The Testament of Orpheus (Le Testament D’Orphee)
Director/Screenplay – Jean Cocteau, Producer – Jean Thullier, Photography (b&w) – Roland Pontoizeau, Music – Georges Auric & Martial Soral, Production Design – Pierre Guffroy. Production Company – Les Editions Cinematografique
Jean Cocteau (Himself), Edouard Dermithe (Cegeste), Maria Casares (The Princess), Francois Perrier (Heurtebise), Henri Cremieux (The Professor), Yul Brynner (The Doorman)
A time-travelling 17th Century poet and a scientist conduct an experiment using bullets that travel faster-than-light. The poet is shot and resurrected as filmmaker Jean Cocteau. Accompanied by Cegeste, the hero from his film ‘Orphee’, Cocteau goes on a journey where he encounters characters from his films and visits places where his paintings are exhibited. He is then placed on trial and ordered to make a defence of his poetry and filmmaking.

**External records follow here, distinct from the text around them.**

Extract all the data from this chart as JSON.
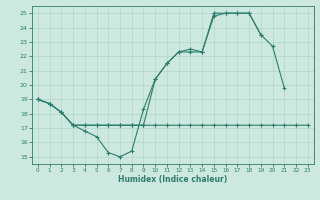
{
  "xlabel": "Humidex (Indice chaleur)",
  "bg_color": "#cce8df",
  "line_color": "#2e7d6e",
  "grid_color": "#aad4c8",
  "xlim": [
    -0.5,
    23.5
  ],
  "ylim": [
    14.5,
    25.5
  ],
  "xticks": [
    0,
    1,
    2,
    3,
    4,
    5,
    6,
    7,
    8,
    9,
    10,
    11,
    12,
    13,
    14,
    15,
    16,
    17,
    18,
    19,
    20,
    21,
    22,
    23
  ],
  "yticks": [
    15,
    16,
    17,
    18,
    19,
    20,
    21,
    22,
    23,
    24,
    25
  ],
  "line1_x": [
    0,
    1,
    2,
    3,
    4,
    5,
    6,
    7,
    8,
    9,
    10,
    11,
    12,
    13,
    14,
    15,
    16,
    17,
    18,
    19,
    20,
    21,
    22,
    23
  ],
  "line1_y": [
    19.0,
    18.7,
    18.1,
    17.2,
    16.8,
    16.4,
    15.3,
    15.0,
    15.4,
    18.3,
    20.4,
    21.5,
    22.3,
    22.3,
    22.3,
    24.8,
    25.0,
    25.0,
    25.0,
    23.5,
    22.7,
    19.8,
    null,
    null
  ],
  "line2_x": [
    0,
    1,
    2,
    3,
    4,
    5,
    6,
    7,
    8,
    9,
    10,
    11,
    12,
    13,
    14,
    15,
    16,
    17,
    18,
    19,
    20,
    21,
    22,
    23
  ],
  "line2_y": [
    19.0,
    18.7,
    18.1,
    17.2,
    17.2,
    17.2,
    17.2,
    17.2,
    17.2,
    17.2,
    20.4,
    21.5,
    22.3,
    22.5,
    22.3,
    25.0,
    25.0,
    25.0,
    25.0,
    23.5,
    null,
    null,
    null,
    null
  ],
  "line3_x": [
    0,
    1,
    2,
    3,
    4,
    5,
    6,
    7,
    8,
    9,
    10,
    11,
    12,
    13,
    14,
    15,
    16,
    17,
    18,
    19,
    20,
    21,
    22,
    23
  ],
  "line3_y": [
    19.0,
    18.7,
    18.1,
    17.2,
    17.2,
    17.2,
    17.2,
    17.2,
    17.2,
    17.2,
    17.2,
    17.2,
    17.2,
    17.2,
    17.2,
    17.2,
    17.2,
    17.2,
    17.2,
    17.2,
    17.2,
    17.2,
    17.2,
    17.2
  ]
}
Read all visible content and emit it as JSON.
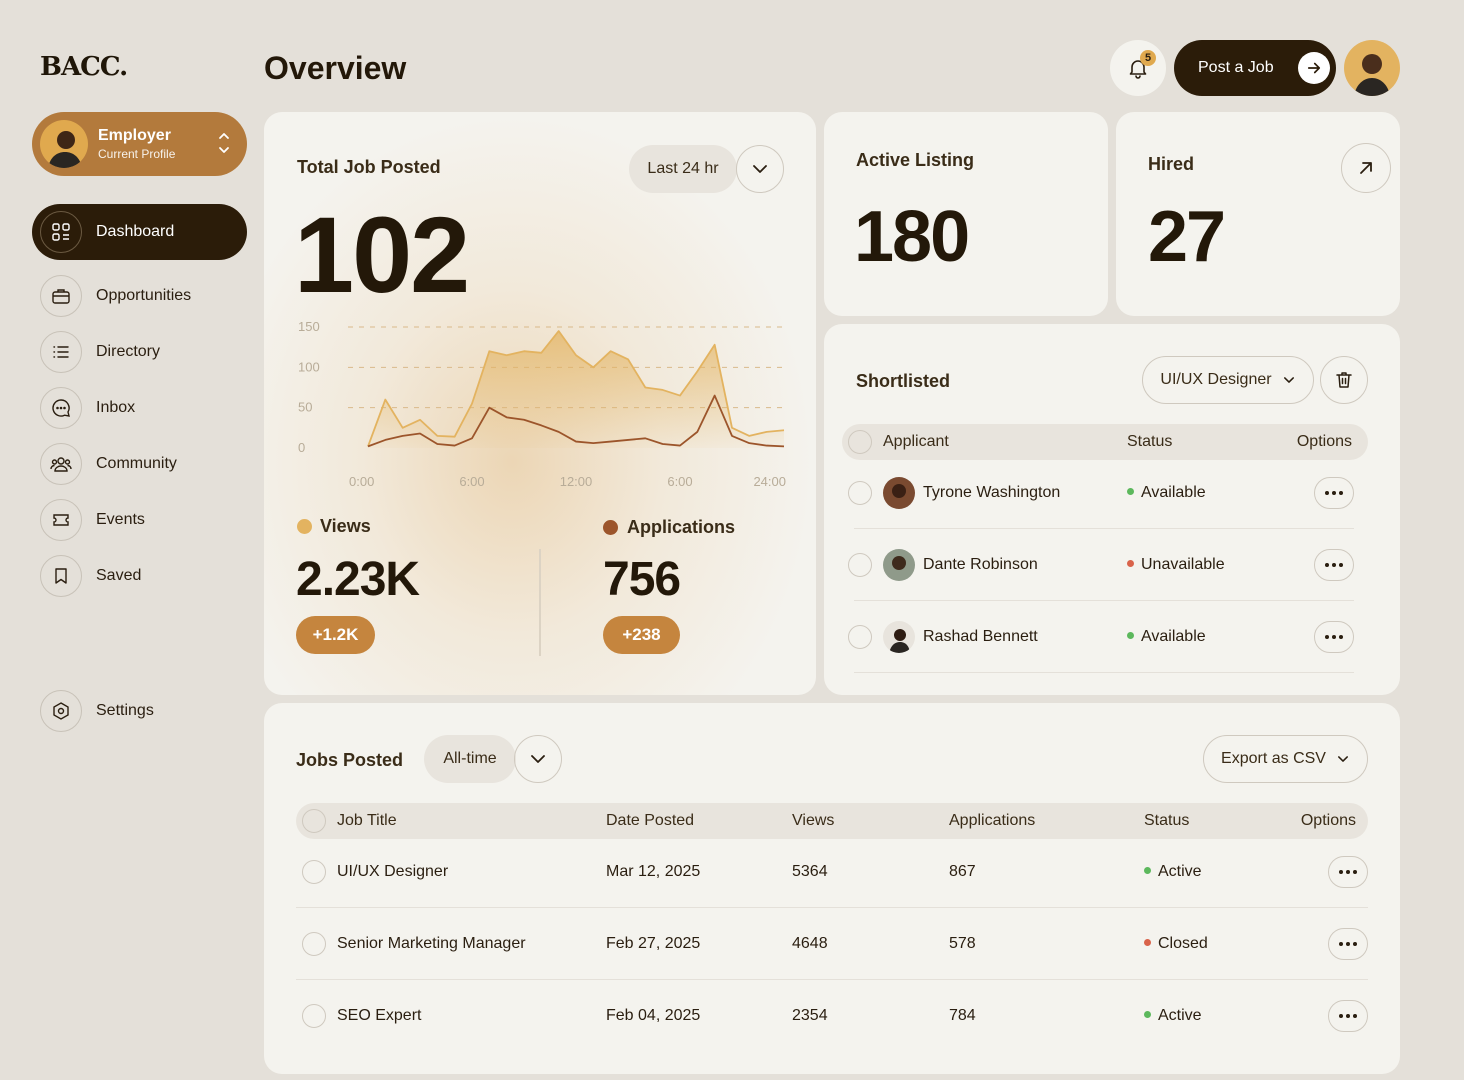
{
  "app": {
    "logo": "BACC.",
    "page_title": "Overview"
  },
  "header": {
    "notifications_count": "5",
    "post_job_label": "Post a Job"
  },
  "profile": {
    "name": "Employer",
    "role": "Current Profile"
  },
  "sidebar": {
    "items": [
      {
        "label": "Dashboard",
        "icon": "grid-icon"
      },
      {
        "label": "Opportunities",
        "icon": "briefcase-icon"
      },
      {
        "label": "Directory",
        "icon": "list-icon"
      },
      {
        "label": "Inbox",
        "icon": "chat-icon"
      },
      {
        "label": "Community",
        "icon": "people-icon"
      },
      {
        "label": "Events",
        "icon": "ticket-icon"
      },
      {
        "label": "Saved",
        "icon": "bookmark-icon"
      }
    ],
    "settings_label": "Settings"
  },
  "total_jobs": {
    "title": "Total Job Posted",
    "value": "102",
    "period": "Last 24 hr",
    "views_label": "Views",
    "views_value": "2.23K",
    "views_delta": "+1.2K",
    "applications_label": "Applications",
    "applications_value": "756",
    "applications_delta": "+238"
  },
  "chart_data": {
    "type": "area",
    "x": [
      "0:00",
      "1:00",
      "2:00",
      "3:00",
      "4:00",
      "5:00",
      "6:00",
      "7:00",
      "8:00",
      "9:00",
      "10:00",
      "11:00",
      "12:00",
      "13:00",
      "14:00",
      "15:00",
      "16:00",
      "17:00",
      "18:00",
      "19:00",
      "20:00",
      "21:00",
      "22:00",
      "23:00",
      "24:00"
    ],
    "x_ticks": [
      "0:00",
      "6:00",
      "12:00",
      "6:00",
      "24:00"
    ],
    "y_ticks": [
      "0",
      "50",
      "100",
      "150"
    ],
    "ylim": [
      0,
      150
    ],
    "series": [
      {
        "name": "Views",
        "color": "#e3b360",
        "values": [
          2,
          60,
          25,
          35,
          15,
          14,
          55,
          120,
          115,
          120,
          118,
          145,
          115,
          100,
          120,
          110,
          75,
          72,
          65,
          95,
          128,
          25,
          15,
          20,
          22
        ]
      },
      {
        "name": "Applications",
        "color": "#9c552b",
        "values": [
          2,
          10,
          15,
          18,
          5,
          3,
          12,
          50,
          38,
          35,
          28,
          20,
          8,
          6,
          8,
          10,
          12,
          5,
          3,
          20,
          65,
          15,
          6,
          3,
          2
        ]
      }
    ]
  },
  "colors": {
    "views": "#e3b360",
    "applications": "#9c552b",
    "available": "#5cb85c",
    "unavailable": "#d9634a",
    "accent": "#c5853e",
    "dark": "#2b1c09"
  },
  "active_listing": {
    "label": "Active Listing",
    "value": "180"
  },
  "hired": {
    "label": "Hired",
    "value": "27"
  },
  "shortlisted": {
    "title": "Shortlisted",
    "filter": "UI/UX Designer",
    "columns": [
      "Applicant",
      "Status",
      "Options"
    ],
    "rows": [
      {
        "name": "Tyrone Washington",
        "status": "Available"
      },
      {
        "name": "Dante Robinson",
        "status": "Unavailable"
      },
      {
        "name": "Rashad Bennett",
        "status": "Available"
      }
    ]
  },
  "jobs_posted": {
    "title": "Jobs Posted",
    "filter": "All-time",
    "export_label": "Export as CSV",
    "columns": [
      "Job Title",
      "Date Posted",
      "Views",
      "Applications",
      "Status",
      "Options"
    ],
    "rows": [
      {
        "title": "UI/UX Designer",
        "date": "Mar 12, 2025",
        "views": "5364",
        "applications": "867",
        "status": "Active"
      },
      {
        "title": "Senior Marketing Manager",
        "date": "Feb 27, 2025",
        "views": "4648",
        "applications": "578",
        "status": "Closed"
      },
      {
        "title": "SEO Expert",
        "date": "Feb 04, 2025",
        "views": "2354",
        "applications": "784",
        "status": "Active"
      }
    ]
  }
}
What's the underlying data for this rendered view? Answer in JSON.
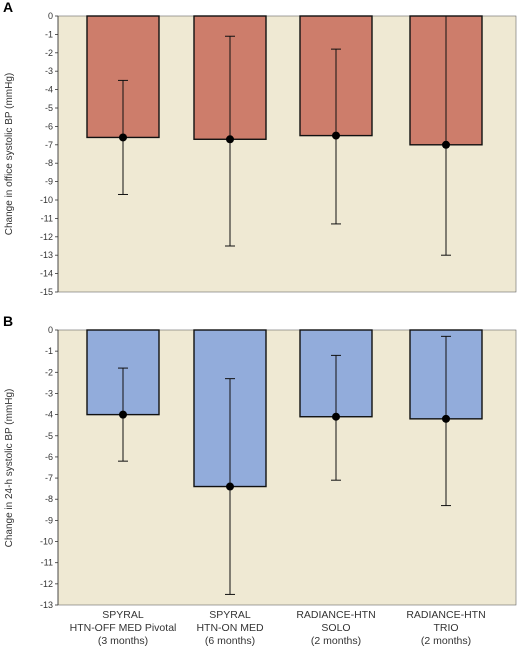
{
  "colors": {
    "plot_bg": "#efe9d3",
    "bar_a": "#cd7d6b",
    "bar_b": "#92acdb",
    "stroke": "#111111"
  },
  "categories": [
    [
      "SPYRAL",
      "HTN-OFF MED Pivotal",
      "(3 months)"
    ],
    [
      "SPYRAL",
      "HTN-ON MED",
      "(6 months)"
    ],
    [
      "RADIANCE-HTN",
      "SOLO",
      "(2 months)"
    ],
    [
      "RADIANCE-HTN",
      "TRIO",
      "(2 months)"
    ]
  ],
  "chart_data": [
    {
      "type": "bar",
      "panel_label": "A",
      "ylabel": "Change in office systolic BP (mmHg)",
      "ylim": [
        -15,
        0
      ],
      "yticks": [
        0,
        -1,
        -2,
        -3,
        -4,
        -5,
        -6,
        -7,
        -8,
        -9,
        -10,
        -11,
        -12,
        -13,
        -14,
        -15
      ],
      "values": [
        -6.6,
        -6.7,
        -6.5,
        -7.0
      ],
      "error_high": [
        -3.5,
        -1.1,
        -1.8,
        0.0
      ],
      "error_low": [
        -9.7,
        -12.5,
        -11.3,
        -13.0
      ],
      "grid": false
    },
    {
      "type": "bar",
      "panel_label": "B",
      "ylabel": "Change in 24-h systolic BP (mmHg)",
      "ylim": [
        -13,
        0
      ],
      "yticks": [
        0,
        -1,
        -2,
        -3,
        -4,
        -5,
        -6,
        -7,
        -8,
        -9,
        -10,
        -11,
        -12,
        -13
      ],
      "values": [
        -4.0,
        -7.4,
        -4.1,
        -4.2
      ],
      "error_high": [
        -1.8,
        -2.3,
        -1.2,
        -0.3
      ],
      "error_low": [
        -6.2,
        -12.5,
        -7.1,
        -8.3
      ],
      "grid": false
    }
  ]
}
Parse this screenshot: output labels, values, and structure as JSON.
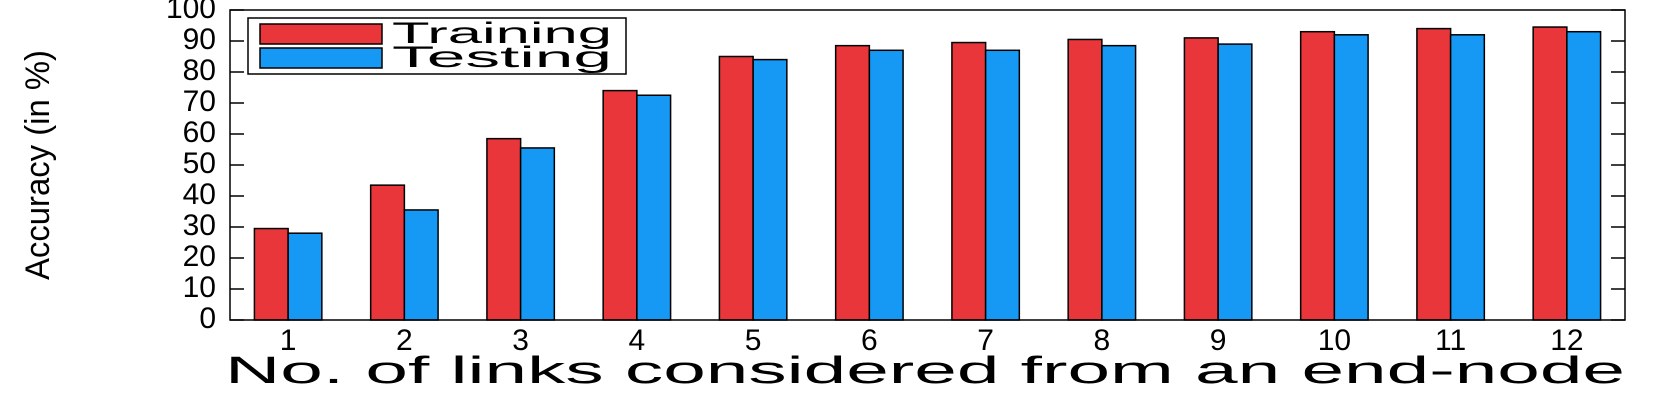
{
  "chart_data": {
    "type": "bar",
    "xlabel": "No. of links considered from an end-node",
    "ylabel": "Accuracy (in %)",
    "categories": [
      "1",
      "2",
      "3",
      "4",
      "5",
      "6",
      "7",
      "8",
      "9",
      "10",
      "11",
      "12"
    ],
    "series": [
      {
        "name": "Training",
        "color": "#e8363a",
        "values": [
          29.5,
          43.5,
          58.5,
          74,
          85,
          88.5,
          89.5,
          90.5,
          91,
          93,
          94,
          94.5
        ]
      },
      {
        "name": "Testing",
        "color": "#1699f5",
        "values": [
          28,
          35.5,
          55.5,
          72.5,
          84,
          87,
          87,
          88.5,
          89,
          92,
          92,
          93
        ]
      }
    ],
    "ylim": [
      0,
      100
    ],
    "yticks": [
      0,
      10,
      20,
      30,
      40,
      50,
      60,
      70,
      80,
      90,
      100
    ],
    "legend": "upper left"
  }
}
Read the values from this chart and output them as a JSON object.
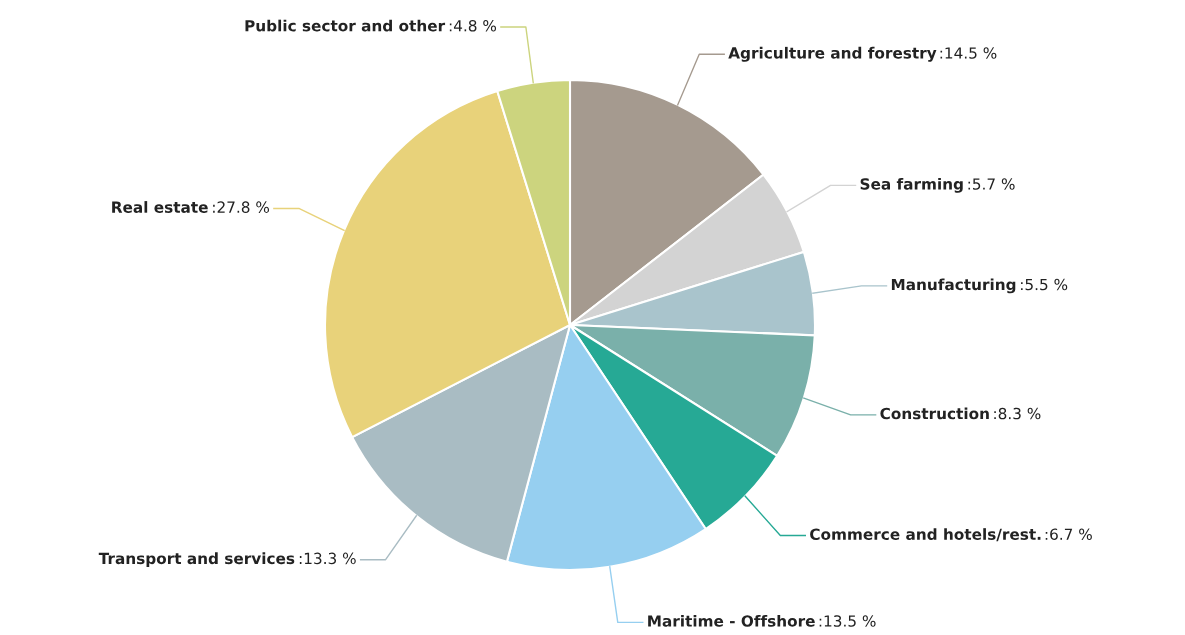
{
  "chart_data": {
    "type": "pie",
    "categories": [
      "Agriculture and forestry",
      "Sea farming",
      "Manufacturing",
      "Construction",
      "Commerce and hotels/rest.",
      "Maritime - Offshore",
      "Transport and services",
      "Real estate",
      "Public sector and other"
    ],
    "values": [
      14.5,
      5.7,
      5.5,
      8.3,
      6.7,
      13.5,
      13.3,
      27.8,
      4.8
    ],
    "colors": [
      "#a59a8f",
      "#d3d3d3",
      "#a9c4cc",
      "#7ab0aa",
      "#26a995",
      "#96cff0",
      "#a9bcc3",
      "#e8d27a",
      "#ccd47e"
    ],
    "value_labels": [
      ":14.5 %",
      ":5.7 %",
      ":5.5 %",
      ":8.3 %",
      ":6.7 %",
      ":13.5 %",
      ":13.3 %",
      ":27.8 %",
      ":4.8 %"
    ]
  }
}
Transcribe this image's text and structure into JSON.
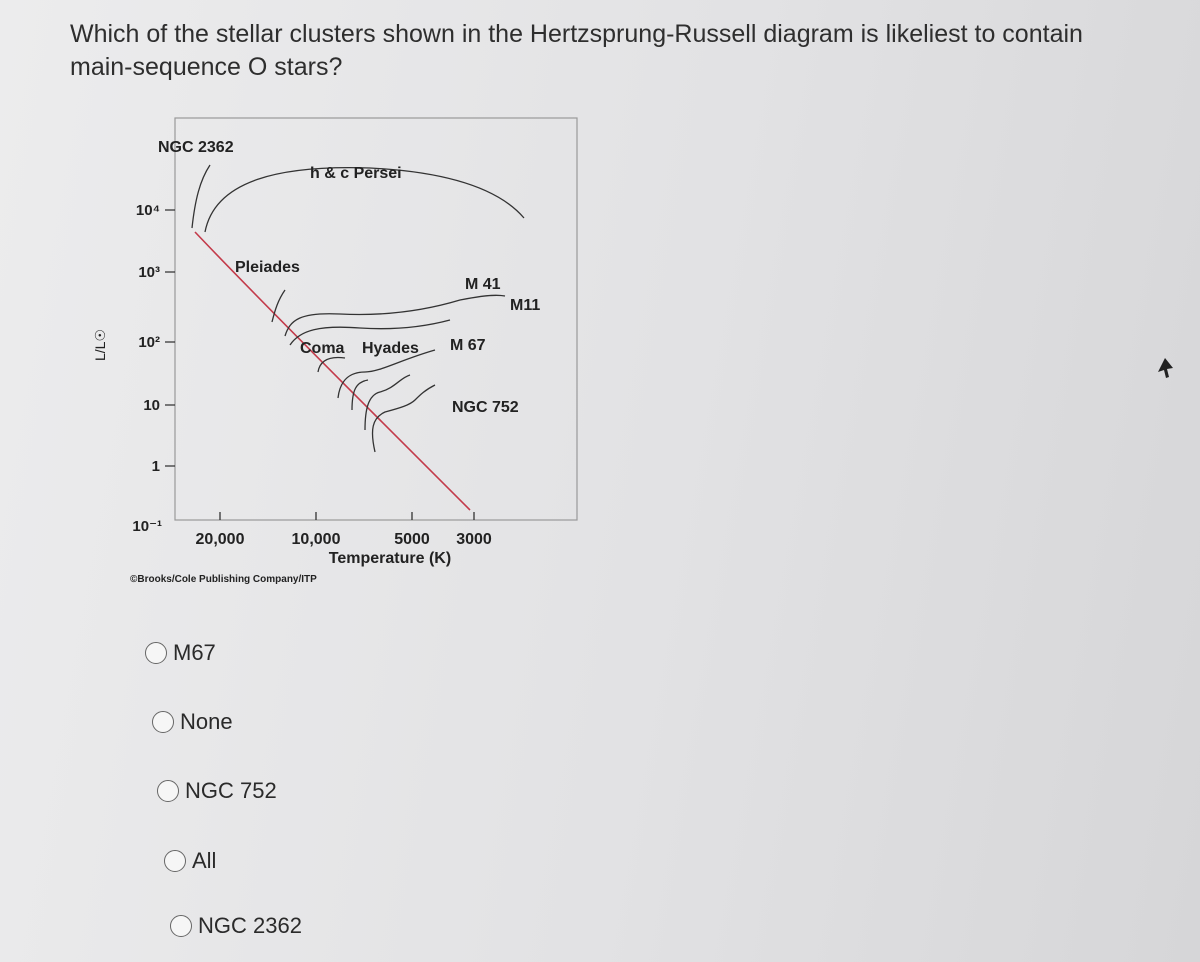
{
  "question": "Which of the stellar clusters shown in the Hertzsprung-Russell diagram is likeliest to contain main-sequence O stars?",
  "figure": {
    "y_axis_label": "L/L☉",
    "y_ticks": [
      "10⁴",
      "10³",
      "10²",
      "10",
      "1",
      "10⁻¹"
    ],
    "x_ticks": [
      "20,000",
      "10,000",
      "5000",
      "3000"
    ],
    "x_axis_label": "Temperature (K)",
    "credit": "©Brooks/Cole Publishing Company/ITP",
    "cluster_labels": [
      "NGC 2362",
      "h & c Persei",
      "Pleiades",
      "M 41",
      "M11",
      "Coma",
      "Hyades",
      "M 67",
      "NGC 752"
    ]
  },
  "options": [
    "M67",
    "None",
    "NGC 752",
    "All",
    "NGC 2362"
  ]
}
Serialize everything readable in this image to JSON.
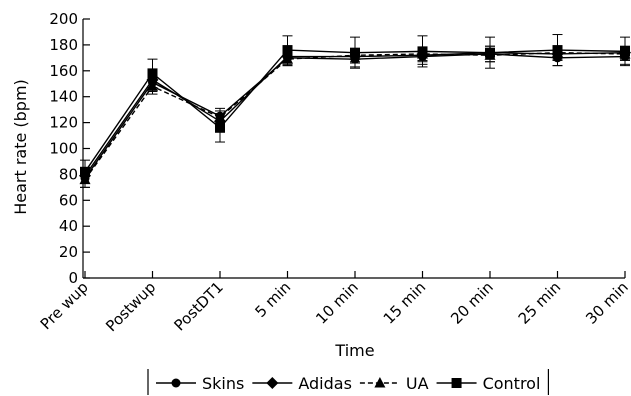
{
  "chart_data": {
    "type": "line",
    "title": "",
    "xlabel": "Time",
    "ylabel": "Heart rate (bpm)",
    "ylim": [
      0,
      200
    ],
    "yticks": [
      0,
      20,
      40,
      60,
      80,
      100,
      120,
      140,
      160,
      180,
      200
    ],
    "categories": [
      "Pre wup",
      "Postwup",
      "PostDT1",
      "5 min",
      "10 min",
      "15 min",
      "20 min",
      "25 min",
      "30 min"
    ],
    "grid": false,
    "legend_position": "bottom",
    "series": [
      {
        "name": "Skins",
        "marker": "circle",
        "line_style": "solid",
        "values": [
          77,
          151,
          125,
          170,
          169,
          171,
          173,
          170,
          171
        ],
        "error": [
          7,
          7,
          6,
          6,
          6,
          6,
          6,
          6,
          6
        ]
      },
      {
        "name": "Adidas",
        "marker": "diamond",
        "line_style": "solid",
        "values": [
          79,
          153,
          121,
          171,
          171,
          172,
          174,
          173,
          174
        ],
        "error": [
          6,
          6,
          5,
          5,
          5,
          5,
          5,
          5,
          5
        ]
      },
      {
        "name": "UA",
        "marker": "triangle",
        "line_style": "dashed",
        "values": [
          76,
          148,
          124,
          169,
          172,
          173,
          172,
          174,
          173
        ],
        "error": [
          6,
          6,
          5,
          5,
          5,
          5,
          5,
          5,
          5
        ]
      },
      {
        "name": "Control",
        "marker": "square",
        "line_style": "solid",
        "values": [
          82,
          158,
          116,
          176,
          174,
          175,
          174,
          176,
          175
        ],
        "error": [
          9,
          11,
          11,
          11,
          12,
          12,
          12,
          12,
          11
        ]
      }
    ]
  }
}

One would hardly imagine a cinematic poet like Jean Cocteau would be so crass as to make something like a mere sequel to his acclaimed Orpheus/Orphee (1950). Instead, what Cocteau gives us perhaps cinema’s first meta-film. Here Cocteau, playing himself, sets out to conduct a re-examination of his own life and go on a quest for meaning in his own art. Throughout the film, characters from Orpheus turn up, the plot itself echoes The Blood of a Poet (1930) and we visit some of Cocteau’s paintings. Cocteau even parodies himself – in an in-joke on Orphee when two uniformed men on motorcycles turn up, they are merely traffic officers. As might be expected, Cocteau’s quest for meaning becomes dreadfully ponderous, even rather gloomy, and weighted down by intellectual pretensions. Even worse, as an actor Cocteau walks through the film stiff and awkwardly, certainly not at all seeming an obsessed intellectual artist.
While one could not care for Jean Cocteau’s intellectual quest, the film has considerable visual magic to it. Cocteau gets an enormous amount out of one of the oldest tricks in the cinematic magician’s book (as old at least as his countryman Georges Melies) – film played in reverse. We see him making a torn and crumpled flower whole again, rubbing a self-portrait into being on a blackboard, a photo of Edouard Dermithe becoming unburnt in a fire and Dermithe emerging out of the ocean as though in one bound that takes him back up to a cliff top. The opening moments with Cocteau popping in and out at random moments of a scientist’s life does a charming job of presenting Einstein in terms of poetry. The film ends delightfully with a note from Cocteau: “You may notice many well known people have appeared in this film. They were chosen not because they were are famous but because they suited the part and because they are my friends.”